Suffering is universal. It connects us to one another. “Weep with those who weep,” Jesus teaches, “And laugh with those who laugh.” And Schopenhauer calls the rise of compassion we feel when we see even a stranger in pain a “metaphysical breakthrough” in which the boundaries between I and the other disappear.  The truth is that the boundaries we believe in are the ones we have created.  When the mind is still, boundaries no longer exist.  There is no “other.”  Pope Francis said, “God makes no distinctions between those who suffer.”

Christ demonstrates this truth today as we see boundaries between cultures, societies, religions and gender collapse. He himself, not only his actions, is the “metaphysical breakthrough” the world is waiting for. This Syro-Phoenician person was not male, nor was she a Jew culturally, ethnically or religiously. And yet Jesus looked upon her with the same eyes of compassion as he did Zaccheus. In her he saw only suffering humanity, faith and selflessness.  She opened herself to ridicule and humiliation, not sparing herself or her feelings to beg the Master to heal her daughter.  With what great humility she refers to herself as a dog looking for crumbs under its master’s table!  She would not receive crumbs from him. In her suffering and selflessness she becomes a type of Christ himself.  She mirrors his immaculate humility which is the progenitor of the supreme virtue of Compassion.  Are we not all called to be mirrors in which the face of Christ can be clearly seen?

Paradoxically, it is the search for our own happiness that is the cause of much suffering.  It causes us to flee from our internal suffering, to reject, deny and ignore it. Thomas a Kempis is so insightful on this.

“…As long as suffering seems so grievous that you desire to flee it, so long will you be ill at ease and the desire to escape tribulation will follow you everywhere.”

As long as we refuse to face and embrace our own suffering happiness is impossible and peace cannot be found for we run like frightened children  continually afraid of the hurts and disappointments life brings.

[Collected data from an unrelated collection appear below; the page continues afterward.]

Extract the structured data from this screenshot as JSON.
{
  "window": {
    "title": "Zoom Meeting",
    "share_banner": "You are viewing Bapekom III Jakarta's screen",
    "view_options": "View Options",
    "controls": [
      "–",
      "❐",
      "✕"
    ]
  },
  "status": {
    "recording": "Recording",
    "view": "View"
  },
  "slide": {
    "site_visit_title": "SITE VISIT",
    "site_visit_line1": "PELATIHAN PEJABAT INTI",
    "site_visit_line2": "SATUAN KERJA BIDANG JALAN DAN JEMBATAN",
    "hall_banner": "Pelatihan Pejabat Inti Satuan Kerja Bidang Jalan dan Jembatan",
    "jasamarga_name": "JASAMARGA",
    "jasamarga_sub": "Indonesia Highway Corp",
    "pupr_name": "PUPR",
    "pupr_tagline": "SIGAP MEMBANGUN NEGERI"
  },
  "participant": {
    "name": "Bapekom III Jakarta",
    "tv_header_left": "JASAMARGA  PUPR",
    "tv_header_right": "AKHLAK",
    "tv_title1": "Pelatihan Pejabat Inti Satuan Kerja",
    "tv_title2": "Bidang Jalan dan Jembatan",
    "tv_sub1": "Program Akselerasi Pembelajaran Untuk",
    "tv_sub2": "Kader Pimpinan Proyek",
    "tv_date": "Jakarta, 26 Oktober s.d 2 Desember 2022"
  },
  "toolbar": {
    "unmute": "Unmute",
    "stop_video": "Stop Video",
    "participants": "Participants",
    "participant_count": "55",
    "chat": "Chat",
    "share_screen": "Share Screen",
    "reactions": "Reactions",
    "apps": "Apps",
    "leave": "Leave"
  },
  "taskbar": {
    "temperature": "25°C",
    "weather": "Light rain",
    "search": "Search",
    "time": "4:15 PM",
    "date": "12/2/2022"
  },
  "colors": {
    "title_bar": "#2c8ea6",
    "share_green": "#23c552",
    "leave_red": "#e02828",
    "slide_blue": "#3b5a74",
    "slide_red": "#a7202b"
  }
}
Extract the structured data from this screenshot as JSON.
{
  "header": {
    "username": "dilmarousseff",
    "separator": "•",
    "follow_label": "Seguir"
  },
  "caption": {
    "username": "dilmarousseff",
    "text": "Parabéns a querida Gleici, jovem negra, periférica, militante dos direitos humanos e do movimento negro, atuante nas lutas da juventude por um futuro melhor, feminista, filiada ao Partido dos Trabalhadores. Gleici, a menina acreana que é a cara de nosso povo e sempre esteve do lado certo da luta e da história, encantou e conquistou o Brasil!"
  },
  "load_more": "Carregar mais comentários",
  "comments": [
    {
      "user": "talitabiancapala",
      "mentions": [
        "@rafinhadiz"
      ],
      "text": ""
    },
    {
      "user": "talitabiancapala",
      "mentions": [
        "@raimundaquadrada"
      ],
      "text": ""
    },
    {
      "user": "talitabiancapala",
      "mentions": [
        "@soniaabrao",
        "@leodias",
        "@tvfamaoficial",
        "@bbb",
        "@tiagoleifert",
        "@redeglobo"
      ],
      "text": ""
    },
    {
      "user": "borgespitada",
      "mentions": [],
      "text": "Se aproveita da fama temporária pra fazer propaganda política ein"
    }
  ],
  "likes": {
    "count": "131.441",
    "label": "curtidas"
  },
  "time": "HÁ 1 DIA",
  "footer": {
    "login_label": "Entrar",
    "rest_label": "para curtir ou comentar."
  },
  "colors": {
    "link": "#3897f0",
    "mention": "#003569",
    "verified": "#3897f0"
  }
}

Faith knows that the great gift of joy and happiness already resides in us by God’s grace. Happiness comes from a vibrant and ongoing connection with the kingdom of heaven within. God has placed it there for he has placed himself at our core. Nothing can affect this gift or take it away.  No suffering in any form has the power to extinguish the flame of God’s Spirit that lives in us. If we find it and connect with it consciously and continuously, we will find that God has already “endowed us with his kingdom which is to come.”  We must allow this inward-dwelling kingdom to lead our way through life.

Selflessness is the key. Compassion is the door. Faith is the light on the path.

The Dalai Lama said beautifully, “If you want others to be happy, practice compassion. If you want to be happy, practice compassion.”   How wonderfully this little statement encapsulates the Christian way of life.  So, we must give our lives to Christ who is the Lord of Compassion and become in thought, word and deed, creatures of love.  This is our common vocation.

I will end with two famous quotes, the first by the psychologist Jack Kornfield and the last by the holy nun, Mother Gavrilia.

Jack writes: “In the end, just three things matter:

How well we have lived
How well we have loved
How well we have learned to let go” 

And finally, Mother Gavrilia posed a rhetorical question:

"What does God want me to do?...The answer was: God is not interested in where you are or what you do...He is interested only in the quality and quantity of the love you give.  Nothing else. Nothing else."